In truly smart buildings, IoT devices communicate with each other about the status of the built environment. For example, the lighting and temperature control systems in a building may turn on when presence is detected or occupancy levels reach an agreed threshold, to conserve energy. This interoperability reduces the workload of the facilities manager, who can set up these systems to match occupants’ schedules.

Access control also benefits from interoperability. Sensors can permit and monitor access in and out of a building. Facilities managers optimise this feature by deploying it onto a common building network, combining it with mobile and Wi-Fi data to provide a more detailed, real-time view on occupancy and activity levels – knowing what spaces and services are being used where and when.

IoT on this scale requires the ability to connect devices via wireless and wired protocols, and demands a robust, open but secure IT infrastructure.  

Siloed maintenance

However, most smart buildings are not currently achieving this level of integration. The new gadgets found in high tech offices are often handled by specialist contractors, who maintain their devices individually.

But what happens when an incident occurs, or a device fails? Facilities managers must contact several subcontractors, with various support staff in the diagnostic process. The costs also accumulate, as landlords handle each contractor in isolation.

IoT should be cost effective, since smart devices should detect maintenance issues before they worsen. A siloed maintenance structure means that facilities managers are not reaping these benefits.

London office occupancy rose to 42% last month, but uncertainty about the future role of the office continues. As maintenance mishaps recur, they become a regular distraction for office workers, potentially ruining their experience. They risk making the office seem less appealing at just the moment that many employees are hesitant to return.

Furthermore, since the data collected from IoT is siloed, it’s much more difficult to glean insights into how occupants are using the workspace. Consequently, landlords will be less responsive to the changing use of the office.   

The gateway to interoperability

Smart buildings are only truly ‘smart’ when their components are properly integrated. Facilities managers must therefore consider how to centralise disparate data collected from multiple sensors and other devices.

The true value of IoT comes from the data they generate – enabling businesses to analyse spikes, identify trends, and use this information to make informed business decisions.

IoT gateways, both wired and wireless are key to enabling interoperability and underpinning data capture in the built environment.
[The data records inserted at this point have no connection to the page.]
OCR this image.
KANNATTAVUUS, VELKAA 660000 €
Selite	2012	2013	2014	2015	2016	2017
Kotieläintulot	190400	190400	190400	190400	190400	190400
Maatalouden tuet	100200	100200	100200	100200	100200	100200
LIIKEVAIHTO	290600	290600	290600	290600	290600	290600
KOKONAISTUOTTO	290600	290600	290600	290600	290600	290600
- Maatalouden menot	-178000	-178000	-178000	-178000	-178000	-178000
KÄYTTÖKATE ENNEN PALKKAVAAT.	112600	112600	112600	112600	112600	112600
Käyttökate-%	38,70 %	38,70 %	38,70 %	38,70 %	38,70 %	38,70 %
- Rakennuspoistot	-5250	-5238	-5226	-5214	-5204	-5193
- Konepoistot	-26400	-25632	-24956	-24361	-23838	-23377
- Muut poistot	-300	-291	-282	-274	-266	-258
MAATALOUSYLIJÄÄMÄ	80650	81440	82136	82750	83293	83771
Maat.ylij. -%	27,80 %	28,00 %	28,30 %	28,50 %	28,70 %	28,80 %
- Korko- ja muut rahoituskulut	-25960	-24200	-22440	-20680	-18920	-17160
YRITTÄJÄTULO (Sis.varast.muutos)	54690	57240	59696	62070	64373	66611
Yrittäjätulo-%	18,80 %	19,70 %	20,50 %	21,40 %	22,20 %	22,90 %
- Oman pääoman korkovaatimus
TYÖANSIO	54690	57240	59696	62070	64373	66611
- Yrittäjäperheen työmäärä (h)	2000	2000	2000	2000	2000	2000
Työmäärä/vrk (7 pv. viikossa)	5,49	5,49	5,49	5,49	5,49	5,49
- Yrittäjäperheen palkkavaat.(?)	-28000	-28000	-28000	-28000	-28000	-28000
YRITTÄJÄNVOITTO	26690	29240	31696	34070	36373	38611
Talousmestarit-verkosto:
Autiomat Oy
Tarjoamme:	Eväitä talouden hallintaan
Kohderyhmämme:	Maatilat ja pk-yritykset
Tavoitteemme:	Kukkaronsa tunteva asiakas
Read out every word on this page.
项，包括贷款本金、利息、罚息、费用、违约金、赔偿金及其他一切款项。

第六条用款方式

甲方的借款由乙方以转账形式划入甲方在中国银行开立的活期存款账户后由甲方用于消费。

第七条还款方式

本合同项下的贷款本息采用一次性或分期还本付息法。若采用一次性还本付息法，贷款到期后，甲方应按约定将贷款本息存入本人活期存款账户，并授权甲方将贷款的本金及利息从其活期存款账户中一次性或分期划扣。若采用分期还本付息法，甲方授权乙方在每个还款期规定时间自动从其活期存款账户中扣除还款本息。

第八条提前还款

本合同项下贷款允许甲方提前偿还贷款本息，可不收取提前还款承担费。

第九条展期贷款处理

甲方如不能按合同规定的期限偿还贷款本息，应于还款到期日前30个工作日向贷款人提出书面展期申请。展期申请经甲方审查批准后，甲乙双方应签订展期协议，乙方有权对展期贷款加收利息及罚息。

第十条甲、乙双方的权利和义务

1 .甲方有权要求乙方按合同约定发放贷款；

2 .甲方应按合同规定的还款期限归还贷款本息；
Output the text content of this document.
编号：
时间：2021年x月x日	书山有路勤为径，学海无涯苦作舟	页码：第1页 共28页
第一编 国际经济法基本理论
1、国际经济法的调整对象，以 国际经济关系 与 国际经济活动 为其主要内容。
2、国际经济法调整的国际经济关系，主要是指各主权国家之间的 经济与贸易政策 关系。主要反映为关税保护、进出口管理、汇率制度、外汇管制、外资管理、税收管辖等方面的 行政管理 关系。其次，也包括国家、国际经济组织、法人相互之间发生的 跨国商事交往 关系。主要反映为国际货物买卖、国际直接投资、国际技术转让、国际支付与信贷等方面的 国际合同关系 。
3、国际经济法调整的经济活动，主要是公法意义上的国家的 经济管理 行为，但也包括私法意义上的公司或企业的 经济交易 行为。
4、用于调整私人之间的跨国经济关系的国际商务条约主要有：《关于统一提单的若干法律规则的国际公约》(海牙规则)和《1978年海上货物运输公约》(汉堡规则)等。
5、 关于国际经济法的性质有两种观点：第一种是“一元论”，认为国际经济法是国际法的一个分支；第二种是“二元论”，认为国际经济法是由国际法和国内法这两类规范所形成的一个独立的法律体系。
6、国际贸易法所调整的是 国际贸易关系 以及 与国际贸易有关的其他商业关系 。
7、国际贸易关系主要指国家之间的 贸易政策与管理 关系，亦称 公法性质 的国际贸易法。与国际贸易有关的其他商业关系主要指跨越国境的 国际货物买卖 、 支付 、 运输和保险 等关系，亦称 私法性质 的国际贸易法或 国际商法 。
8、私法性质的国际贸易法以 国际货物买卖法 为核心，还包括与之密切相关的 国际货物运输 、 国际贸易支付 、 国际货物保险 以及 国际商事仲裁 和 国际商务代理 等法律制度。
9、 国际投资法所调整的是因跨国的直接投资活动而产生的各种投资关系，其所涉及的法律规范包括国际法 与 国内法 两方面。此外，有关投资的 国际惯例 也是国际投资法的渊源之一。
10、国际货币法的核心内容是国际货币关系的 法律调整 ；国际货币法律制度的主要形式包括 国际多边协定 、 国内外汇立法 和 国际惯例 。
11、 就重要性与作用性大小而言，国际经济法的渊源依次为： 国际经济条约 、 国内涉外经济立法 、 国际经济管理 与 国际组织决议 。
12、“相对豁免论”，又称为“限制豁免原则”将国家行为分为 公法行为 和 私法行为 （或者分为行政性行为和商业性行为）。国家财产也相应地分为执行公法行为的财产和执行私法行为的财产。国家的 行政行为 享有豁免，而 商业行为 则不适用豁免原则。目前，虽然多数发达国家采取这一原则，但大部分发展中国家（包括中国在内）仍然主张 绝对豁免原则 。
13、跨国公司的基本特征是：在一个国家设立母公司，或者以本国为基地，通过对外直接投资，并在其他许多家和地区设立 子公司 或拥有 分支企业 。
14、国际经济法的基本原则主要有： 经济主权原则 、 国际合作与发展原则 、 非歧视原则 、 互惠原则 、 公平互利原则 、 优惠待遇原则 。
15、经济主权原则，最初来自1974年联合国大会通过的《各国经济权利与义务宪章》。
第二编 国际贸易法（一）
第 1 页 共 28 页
These specialised gateways support a wide variety of devices, meaning that landlords can bust siloes and create truly converged IoT networks. Wireless gateways and sensors are particularly quick to deploy and tackle the problem without hours of effort. 

These gateways transmit data to cloud-based software, meaning data from all sensors is easily accessible. Facilities managers can visualise their data using this software and track performance and utilisation across the network. Such platforms enable the introduction of complex IoT deployments, even in legacy buildings.

The way forward

Interoperability and integration add value to an IoT deployment. They enable landlords to turn ‘gadgets’ into tools that deliver a great experience for occupants. The level of data aggregation that IoT solutions provide creates a rich source of data and business insights.

Employee expectations have shifted, and the traditional office is now competing with the home office. Smart buildings, powered by IoT, can create a customisable, comfortable and efficient environment to work in.

To achieve this, facilities managers need to move towards a more integrated, common, enterprise grade building network. As the IoT offering continues to expand, and more devices are added, delivering this at scale will become an even greater challenge.

By prioritising their IT infrastructure, landlords can take advantage of IoT technology and make office buildings smarter than ever.